Background: Increased airway smooth muscle bulk is a pathological feature of asthma. Asthma is well controlled by the combined inhalation of glucocorticoids and beta2-adrenoceptor agonists. The basic molecular mechanism of the interaction of the two drugs on proliferation of airway smooth muscle cells is yet to be identified. Our aim was to elucidate how glucocorticoids and beta2 agonists affect the growth of human bronchial airway smooth muscle cells.
Methods: We assessed the effect of formoterol and budesonide on the activation and function of transcription factors by immunohistochemistry, western blotting, DNA mobility shift assay, and a luciferase reporter gene assay. The effect of the drugs and the involvement of specific transcription factors on cell proliferation was ascertained by direct cell count and confirmed by thymidine incorporation.
Findings: Both classes of drugs (10(-8) mol/L) activated C/EBP-alpha and the glucocorticoid receptor with different kinetic profiles, and inhibited proliferation.

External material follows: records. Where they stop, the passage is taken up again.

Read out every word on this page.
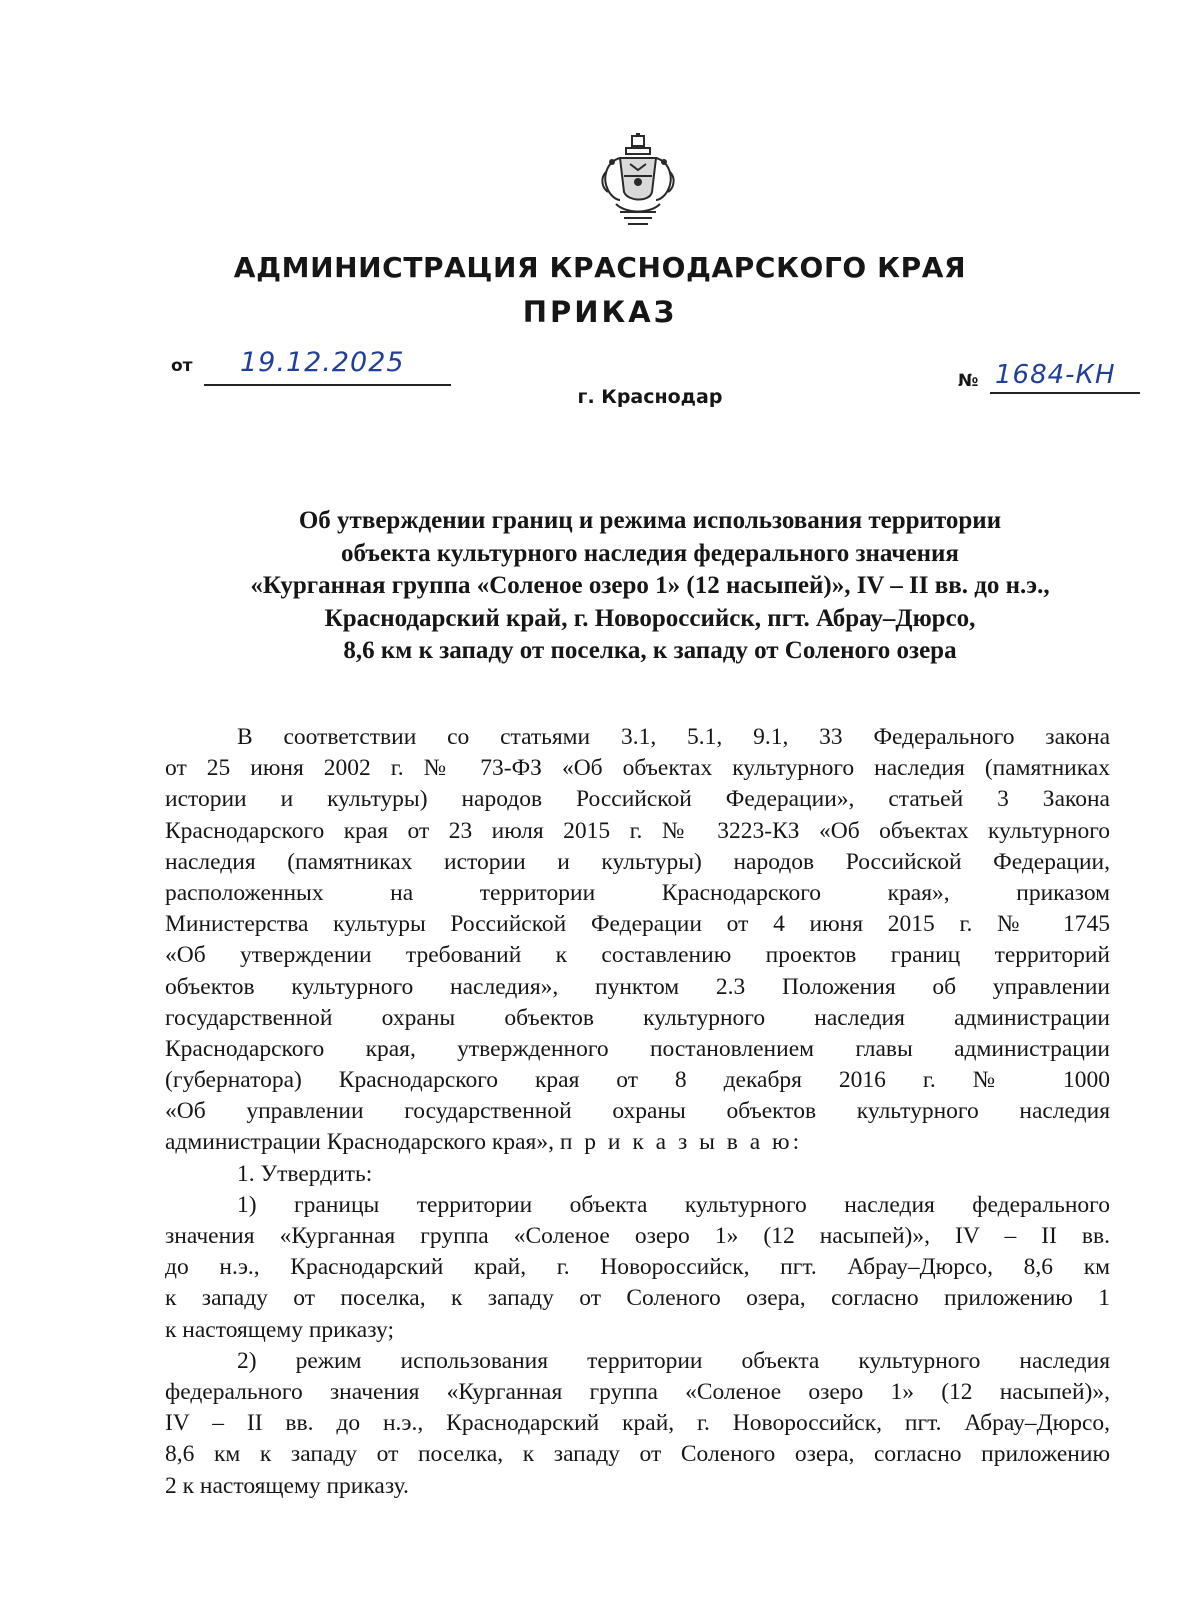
АДМИНИСТРАЦИЯ КРАСНОДАРСКОГО КРАЯ
ПРИКАЗ
от 19.12.2025
г. Краснодар
№ 1684-КН
Об утверждении границ и режима использования территории
объекта культурного наследия федерального значения
«Курганная группа «Соленое озеро 1» (12 насыпей)», IV – II вв. до н.э.,
Краснодарский край, г. Новороссийск, пгт. Абрау–Дюрсо,
8,6 км к западу от поселка, к западу от Соленого озера
В соответствии со статьями 3.1, 5.1, 9.1, 33 Федерального закона
от 25 июня 2002 г. № 73-ФЗ «Об объектах культурного наследия (памятниках
истории и культуры) народов Российской Федерации», статьей 3 Закона
Краснодарского края от 23 июля 2015 г. № 3223-КЗ «Об объектах культурного
наследия (памятниках истории и культуры) народов Российской Федерации,
расположенных на территории Краснодарского края», приказом
Министерства культуры Российской Федерации от 4 июня 2015 г. № 1745
«Об утверждении требований к составлению проектов границ территорий
объектов культурного наследия», пунктом 2.3 Положения об управлении
государственной охраны объектов культурного наследия администрации
Краснодарского края, утвержденного постановлением главы администрации
(губернатора) Краснодарского края от 8 декабря 2016 г. № 1000
«Об управлении государственной охраны объектов культурного наследия
администрации Краснодарского края», п р и к а з ы в а ю:
1. Утвердить:
1) границы территории объекта культурного наследия федерального
значения «Курганная группа «Соленое озеро 1» (12 насыпей)», IV – II вв.
до н.э., Краснодарский край, г. Новороссийск, пгт. Абрау–Дюрсо, 8,6 км
к западу от поселка, к западу от Соленого озера, согласно приложению 1
к настоящему приказу;
2) режим использования территории объекта культурного наследия
федерального значения «Курганная группа «Соленое озеро 1» (12 насыпей)»,
IV – II вв. до н.э., Краснодарский край, г. Новороссийск, пгт. Абрау–Дюрсо,
8,6 км к западу от поселка, к западу от Соленого озера, согласно приложению
2 к настоящему приказу.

The combination of lower doses of drugs (10(-12) to 10(-9) mol/L) resulted in a synchronised activation of the transcription factors and an enhanced antiproliferative effect. The action of the drugs alone or in combination on transcription-factor activity and proliferation was suppressed by either depletion of C/EBP-alpha or in the presence of a glucocorticoid-receptor blocker.
Interpretation: Our findings could provide one explanation for the interaction of beta2 agonists and glucocorticoids at a molecular level, and indicate that the concentration of inhaled glucocorticoids can be reduced when combined with beta2 agonists, minimising the side-effects of the drugs.